Previously, the limits of tourist-friendly Dubai ended when the tall towers of the Dubai Marina gave way to the industrial expanse of power plants and aluminum smelters in the city-state’s south. Now, both private and state-backed developers are rushing into the area ahead of the World Expo. One of the biggest bettors on the area is Dubai Parks & Resorts, which plans a series of attractions over 25 square kilometers (9.5 square miles). Beyond Legoland, the complex plans a movie-themed Motiongate park, a Bollywood park, a hotel and shopping district and even a Six Flags by late 2019.
The company, trading under the name DXB Entertainments, lists its biggest shareholder with a 52-percent stake as Meraas, a firm backed by Dubai ruler Sheikh Mohammed bin Rashid Al Maktoum. Qatar Holding LLC, a subsidiary of Qatar’s sovereign wealth fund, holds 11 percent of the company, according to data from the Dubai Financial Market stock exchange. The firm’s stock closed down 6 percent Monday to 1.57 dirhams (43 cents) a share. Dubai, already home to the long-haul airline Emirates, luxury malls and the world’s tallest building in the Burj Khalifa, already is a tourist draw. Authorities hope to have 20 million tourists visit a year by 2020, up from 14.2 million overnight visitors last year. Part of that involves broadening out Dubai’s tourist charm from just hard-partying adults. Legoland fits into that, as does the recently opened IMG Worlds of Adventure indoor amusement park.
“There is so much more for the kids,” said Andrew Whitt of St. John’s in Newfoundland, Canada, who took his family to Legoland on Monday. “It’s nice to have more of this environment rather than just sit on a beach.” But his family’s quick duck inside an air-conditioned portion of the park showed the challenge facing the amusement complex. While Dubai is cooling down for the winter, its scorching summertime temperatures easily reach above 40 degrees Celsius (104 degrees Fahrenheit) with high humidity. Parts of Legoland offered covered walkways, but others involve walking in direct sunlight.

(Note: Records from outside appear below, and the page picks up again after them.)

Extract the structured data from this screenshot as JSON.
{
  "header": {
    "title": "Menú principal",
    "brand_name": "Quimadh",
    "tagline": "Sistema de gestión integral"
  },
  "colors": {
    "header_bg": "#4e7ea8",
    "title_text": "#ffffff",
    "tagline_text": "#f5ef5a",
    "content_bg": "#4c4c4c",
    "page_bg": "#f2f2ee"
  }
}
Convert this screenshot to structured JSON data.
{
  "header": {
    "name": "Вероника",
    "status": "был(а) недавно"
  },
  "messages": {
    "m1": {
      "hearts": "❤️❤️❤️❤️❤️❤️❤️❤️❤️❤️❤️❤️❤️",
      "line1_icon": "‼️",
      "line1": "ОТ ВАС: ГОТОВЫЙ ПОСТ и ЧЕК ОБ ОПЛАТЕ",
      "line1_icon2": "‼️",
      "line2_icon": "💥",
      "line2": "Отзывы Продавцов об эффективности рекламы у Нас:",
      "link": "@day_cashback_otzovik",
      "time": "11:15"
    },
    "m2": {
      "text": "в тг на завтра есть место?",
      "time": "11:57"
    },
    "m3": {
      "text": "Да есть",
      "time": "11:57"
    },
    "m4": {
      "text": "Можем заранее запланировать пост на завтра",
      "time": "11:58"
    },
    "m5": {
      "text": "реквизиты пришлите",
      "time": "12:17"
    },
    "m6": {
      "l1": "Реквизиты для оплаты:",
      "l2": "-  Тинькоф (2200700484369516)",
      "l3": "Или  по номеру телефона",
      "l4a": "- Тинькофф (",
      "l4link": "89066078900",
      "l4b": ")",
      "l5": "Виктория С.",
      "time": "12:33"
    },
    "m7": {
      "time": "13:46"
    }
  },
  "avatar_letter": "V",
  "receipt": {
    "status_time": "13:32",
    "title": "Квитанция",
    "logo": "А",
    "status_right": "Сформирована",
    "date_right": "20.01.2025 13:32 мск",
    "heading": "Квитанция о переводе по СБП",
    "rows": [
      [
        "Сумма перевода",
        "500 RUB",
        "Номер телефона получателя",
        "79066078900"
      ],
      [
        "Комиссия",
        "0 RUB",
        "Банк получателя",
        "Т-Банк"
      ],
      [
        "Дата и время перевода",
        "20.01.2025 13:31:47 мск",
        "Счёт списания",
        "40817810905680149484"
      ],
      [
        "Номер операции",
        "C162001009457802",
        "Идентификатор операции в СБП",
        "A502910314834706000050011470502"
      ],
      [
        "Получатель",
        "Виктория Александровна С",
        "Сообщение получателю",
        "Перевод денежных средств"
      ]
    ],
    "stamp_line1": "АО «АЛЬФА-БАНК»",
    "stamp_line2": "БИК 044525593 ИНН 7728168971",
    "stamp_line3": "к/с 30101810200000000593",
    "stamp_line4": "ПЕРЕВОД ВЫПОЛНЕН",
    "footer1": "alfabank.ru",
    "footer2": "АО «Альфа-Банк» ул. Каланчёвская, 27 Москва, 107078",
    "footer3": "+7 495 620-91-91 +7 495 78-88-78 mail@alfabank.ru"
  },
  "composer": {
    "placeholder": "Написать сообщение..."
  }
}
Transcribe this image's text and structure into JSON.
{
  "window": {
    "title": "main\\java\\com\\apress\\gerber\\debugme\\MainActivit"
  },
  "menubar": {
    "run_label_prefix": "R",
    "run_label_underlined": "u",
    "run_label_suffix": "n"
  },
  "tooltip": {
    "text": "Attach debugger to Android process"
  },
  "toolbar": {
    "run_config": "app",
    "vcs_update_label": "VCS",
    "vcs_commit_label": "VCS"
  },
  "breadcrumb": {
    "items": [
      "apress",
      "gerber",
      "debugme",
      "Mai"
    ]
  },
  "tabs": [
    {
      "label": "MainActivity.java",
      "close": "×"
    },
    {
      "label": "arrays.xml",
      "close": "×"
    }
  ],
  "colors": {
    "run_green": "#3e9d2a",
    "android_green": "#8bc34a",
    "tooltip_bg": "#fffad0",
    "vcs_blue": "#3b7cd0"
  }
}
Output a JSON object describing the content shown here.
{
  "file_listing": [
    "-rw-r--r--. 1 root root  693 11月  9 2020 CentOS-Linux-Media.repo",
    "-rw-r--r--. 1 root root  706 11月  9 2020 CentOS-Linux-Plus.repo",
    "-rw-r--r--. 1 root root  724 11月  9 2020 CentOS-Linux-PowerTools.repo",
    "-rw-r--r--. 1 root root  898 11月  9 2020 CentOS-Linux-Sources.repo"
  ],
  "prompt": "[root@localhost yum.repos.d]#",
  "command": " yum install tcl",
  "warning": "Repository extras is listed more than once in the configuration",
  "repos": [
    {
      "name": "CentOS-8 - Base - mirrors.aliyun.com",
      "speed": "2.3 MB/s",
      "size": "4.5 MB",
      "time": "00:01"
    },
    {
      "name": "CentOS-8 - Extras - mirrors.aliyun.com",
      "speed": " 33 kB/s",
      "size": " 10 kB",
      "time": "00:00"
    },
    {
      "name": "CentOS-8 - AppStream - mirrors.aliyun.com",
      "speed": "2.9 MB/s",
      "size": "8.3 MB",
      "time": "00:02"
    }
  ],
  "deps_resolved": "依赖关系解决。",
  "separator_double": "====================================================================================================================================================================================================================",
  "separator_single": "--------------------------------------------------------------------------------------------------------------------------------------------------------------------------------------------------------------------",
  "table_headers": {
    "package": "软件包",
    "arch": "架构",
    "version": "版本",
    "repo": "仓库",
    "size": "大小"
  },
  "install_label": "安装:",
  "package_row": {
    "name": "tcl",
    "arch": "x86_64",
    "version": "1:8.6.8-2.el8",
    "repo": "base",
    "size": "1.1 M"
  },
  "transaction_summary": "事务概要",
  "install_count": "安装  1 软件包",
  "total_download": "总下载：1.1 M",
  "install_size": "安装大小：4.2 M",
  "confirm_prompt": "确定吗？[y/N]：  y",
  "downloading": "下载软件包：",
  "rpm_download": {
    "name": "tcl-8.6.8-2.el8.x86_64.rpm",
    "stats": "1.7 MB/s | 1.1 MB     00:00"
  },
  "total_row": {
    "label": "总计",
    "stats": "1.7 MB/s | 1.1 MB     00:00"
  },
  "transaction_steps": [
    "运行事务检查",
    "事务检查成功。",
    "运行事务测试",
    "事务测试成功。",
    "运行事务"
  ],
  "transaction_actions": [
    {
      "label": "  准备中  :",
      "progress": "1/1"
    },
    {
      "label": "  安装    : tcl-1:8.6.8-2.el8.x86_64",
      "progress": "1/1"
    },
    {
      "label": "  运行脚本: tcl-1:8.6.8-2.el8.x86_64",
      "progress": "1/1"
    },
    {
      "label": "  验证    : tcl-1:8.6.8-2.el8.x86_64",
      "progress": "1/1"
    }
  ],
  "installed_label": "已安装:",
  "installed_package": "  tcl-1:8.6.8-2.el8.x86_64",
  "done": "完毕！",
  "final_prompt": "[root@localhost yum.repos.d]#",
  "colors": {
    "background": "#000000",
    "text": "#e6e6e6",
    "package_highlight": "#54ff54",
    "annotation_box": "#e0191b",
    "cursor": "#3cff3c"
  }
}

“We designed Legoland specifically with the climate of the Middle East in mind,” Boerst said. “There’s shade all over the place, so people don’t need to be outside in the heat for a long time.” And inside the air-conditioned cool of the park’s Miniland, the park’s over 60 million Lego bricks can be seen in models of Dubai International Airport, Abu Dhabi’s Sheikh Zayed Grand Mosque, the Dubai Creek and even a version of India’s Taj Mahal. One can even walk down a Lego-version of high-rises towering over the dozen-lane Sheikh Zayed Road in Dubai, complete with a running metro line.
At the center is a 17-meter-tall replica of the Burj Khalifa, made of 439,000 Legos that took over 5,000 hours to construct — complete with a skydiving Lego mini-figure. “It’s amazing. I’m an adult but I feel like a kid right now,” said Rajashree Vichare, 28, of Mumbai, India. “I want to play with every Lego toy right now.”